/sonic-on-ray

Training Sonic with RLlib

Primary LanguagePythonApache License 2.0Apache-2.0

Sonic on Ray

This file describes how to use Sonic with Ray and RLLib. We include instructions on how to get the training running on EC2.

Running training on a single node

Start a p2.8xlarge with the Deep Learning AMI (Ubuntu). In us-west-2, this is ami-d2c759aa.

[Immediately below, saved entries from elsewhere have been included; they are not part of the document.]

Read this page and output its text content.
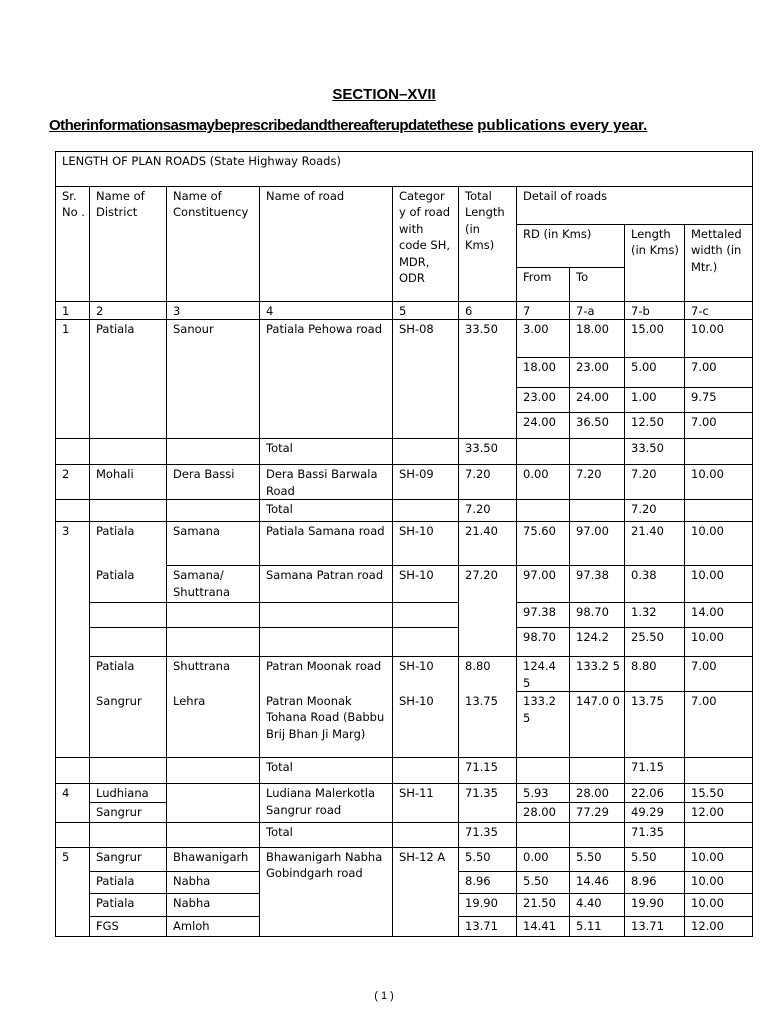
SECTION–XVII
Otherinformationsasmaybeprescribedandthereafterupdatethese publications every year.
LENGTH OF PLAN ROADS (State Highway Roads)									
Sr. No .	Name of District	Name of Constituency	Name of road	Categor y of road with code SH, MDR, ODR	Total Length (in Kms)	Detail of roads			
						RD (in Kms)		Length (in Kms)	Mettaled width (in Mtr.)
						From	To		
1	2	3	4	5	6	7	7-a	7-b	7-c
1	Patiala	Sanour	Patiala Pehowa road	SH-08	33.50	3.00	18.00	15.00	10.00
						18.00	23.00	5.00	7.00
						23.00	24.00	1.00	9.75
						24.00	36.50	12.50	7.00
			Total		33.50			33.50	
2	Mohali	Dera Bassi	Dera Bassi Barwala Road	SH-09	7.20	0.00	7.20	7.20	10.00
			Total		7.20			7.20	
3	Patiala	Samana	Patiala Samana road	SH-10	21.40	75.60	97.00	21.40	10.00
	Patiala	Samana/ Shuttrana	Samana Patran road	SH-10	27.20	97.00	97.38	0.38	10.00
						97.38	98.70	1.32	14.00
						98.70	124.2	25.50	10.00
	Patiala	Shuttrana	Patran Moonak road	SH-10	8.80	124.4 5	133.2 5	8.80	7.00
	Sangrur	Lehra	Patran Moonak Tohana Road (Babbu Brij Bhan Ji Marg)	SH-10	13.75	133.2 5	147.0 0	13.75	7.00
			Total		71.15			71.15	
4	Ludhiana		Ludiana Malerkotla Sangrur road	SH-11	71.35	5.93	28.00	22.06	15.50
	Sangrur					28.00	77.29	49.29	12.00
			Total		71.35			71.35	
5	Sangrur	Bhawanigarh	Bhawanigarh Nabha Gobindgarh road	SH-12 A	5.50	0.00	5.50	5.50	10.00
	Patiala	Nabha			8.96	5.50	14.46	8.96	10.00
	Patiala	Nabha			19.90	21.50	4.40	19.90	10.00
	FGS	Amloh			13.71	14.41	5.11	13.71	12.00
( 1 )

Activate the TensorFlow environment with

source activate tensorflow_p36

Now install Ray and the RLlib requirements using

pip install ray opencv-python

Next we need to install the gym retro environment. Run

git clone --recursive git@github.com:openai/retro.git gym-retro
cd gym-retro
pip install -e .

Now clone this repo and install it:

cd ~
git clone git@github.com:openai/sonic-on-ray.git
cd sonic-on-ray
pip install -e .

You can then run the training with

cd ~/sonic-on-ray
python train_ppo.py

Running training on a cluster

First install Ray on your laptop with

pip install ray

Now clone the sonic-on-ray repo with

git clone git@github.com:openai/sonic-on-ray.git

And start a cluster with

ray create_or_update sonic-autoscaler.yaml

After the cluster has been started, you will see a message like this:

Started Ray on this node. You can add additional nodes to the cluster by calling

    ray start --redis-address 172.31.58.176:6379

from the node you wish to add. You can connect a driver to the cluster from Python by running

    import ray
    ray.init(redis_address="172.31.58.176:6379")

[...]

To login to the cluster, run:

      ssh -i ~/.ssh/ray-autoscaler_us-east-1.pem ubuntu@54.152.27.84

You can now start the hyperparameter search by sshing into the cluster, running

source activate tensorflow_p36

and replacing the ray.init() call in ~/sonic-on-ray/train_ppo_grid_search.py by the one printed above and then running the script.